Can 'The Internet Vote' Be The Next Important Voting Bloc?
from the make-it-so dept
I recently talked about how the cynicism of the “internet generation” is only helping to keep broken systems in place. I recognize that many people feel that their vote is useless, and think that voting for “the lesser of two evils” is not worth it. I also have sympathy for those who argue that not voting may, in fact, be better than voting-while-uninformed. But none of that really means that votes don’t matter. They absolutely do matter, in a big and important way — especially when you can bring together a large group of people who really do understand the issues, and don’t want to just get pushed around by lobbyists and crony capitalism.

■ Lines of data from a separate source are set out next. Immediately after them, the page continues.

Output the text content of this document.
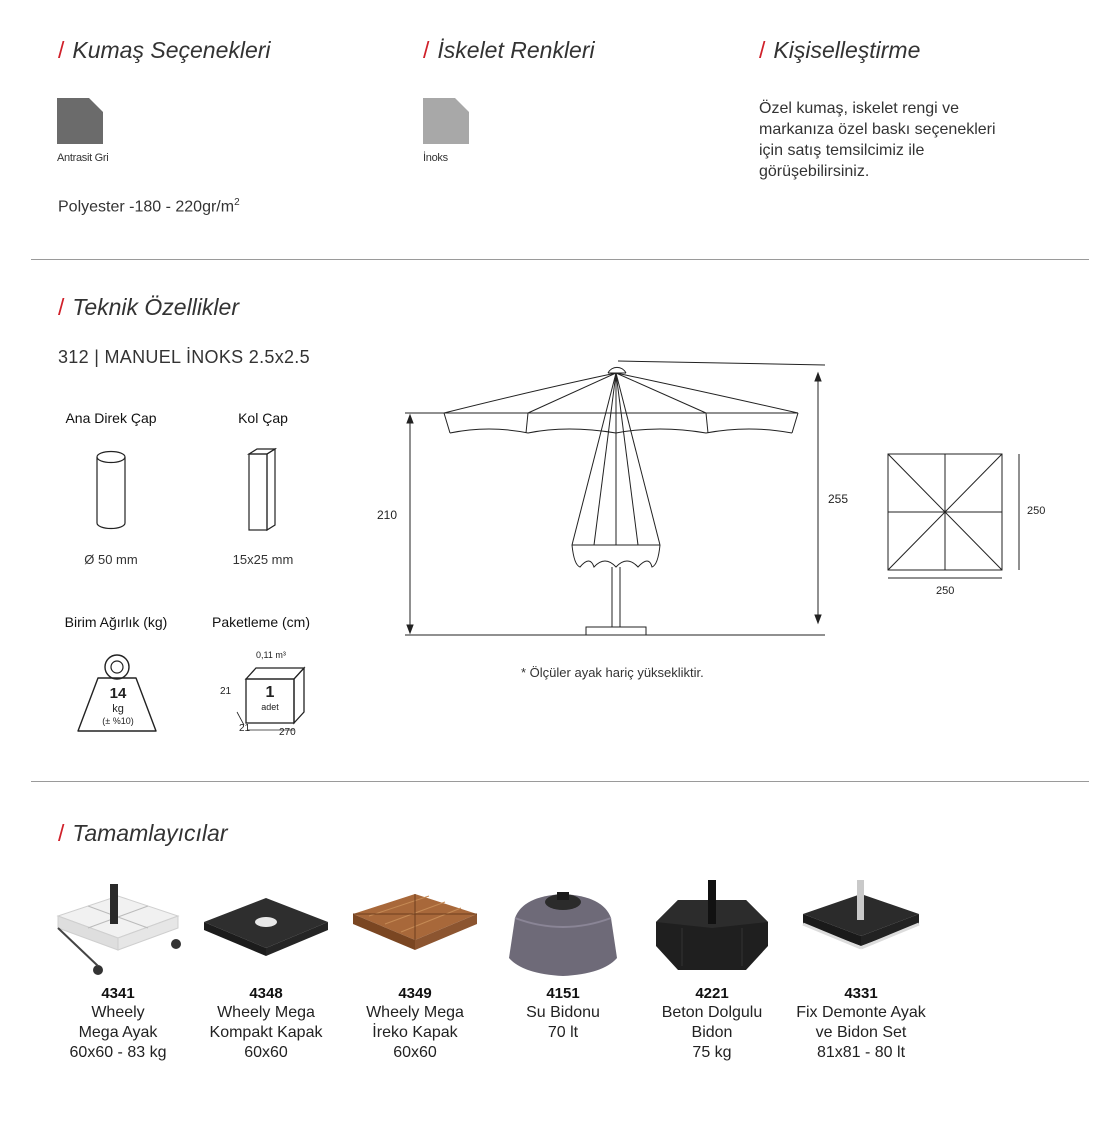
/ Kumaş Seçenekleri	/ İskelet Renkleri	/ Kişiselleştirme
Antrasit Gri	İnoks
Polyester $-180 - 220gr/m^2$
Özel kumaş, iskelet rengi ve
markanıza özel baskı seçenekleri
için satış temsilcimiz ile
görüşebilirsiniz.
/ Teknik Özellikler
312 | MANUEL İNOKS 2.5x2.5
Ana Direk Çap	Kol Çap
Ø 50 mm	15x25 mm
Birim Ağırlık (kg)	Paketleme (cm)
14
kg
(± %10)
0,11 m³
1
adet
21
21	270
210
255
250
250
* Ölçüler ayak hariç yüksekliktir.
/ Tamamlayıcılar
4341
Wheely
Mega Ayak
60x60 - 83 kg
4348
Wheely Mega
Kompakt Kapak
60x60
4349
Wheely Mega
İreko Kapak
60x60
4151
Su Bidonu
70 lt
4221
Beton Dolgulu
Bidon
75 kg
4331
Fix Demonte Ayak
ve Bidon Set
81x81 - 80 lt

The folks at Fight for the Future and Personal Democracy Media have teamed up to create a website called, The Internet Votes, hoping to get more people — especially internet savvy people — registered to vote. They’ve even set up this nice widget:
Along those lines, there’s an article over at HuffPo by Michael Beckerman, arguing that now is the time to make the “internet bloc” the next important voting bloc:
Campaign strategists and pundits are always trying to predict the newest or most important political demographic groups. For a long time, it was seniors. That was followed by the dawn of the “soccer mom” and lately there has been a lot of talk about “NASCAR dads.” But the strongest untapped political factor these days is rarely mentioned, despite representing a force central to the lives of nearly every American — the Internet.
Indeed. Beckerman, by the way, discusses the importance of such a voting bloc in his article describing the official launch of the Internet Association, a group that we discussed — somewhat skeptically when it was announced a few months ago. Beckerman and the folks who make up the Internet Association seem to be taking the concerns raised to heart, and have made it quite clear that a key element of its platform is to be a voice for internet users.
The three planks of the association’s advocacy platform are: protecting Internet freedom; fostering innovation and economic growth; and empowering users. The unique nature of the Internet, free from government control, has unleashed unprecedented entrepreneurialism, creativity and innovation, far beyond imagination. But what about tomorrow? No one can predict what innovations will happen next. But we do know that the Internet’s decentralized and open model has been the catalyst that has powered this information revolution.
We’ve pointed out a few times that we worry when the future has no lobbyists, so as the internet itself rises up and makes itself heard, hopefully a group like the Internet Association can really help.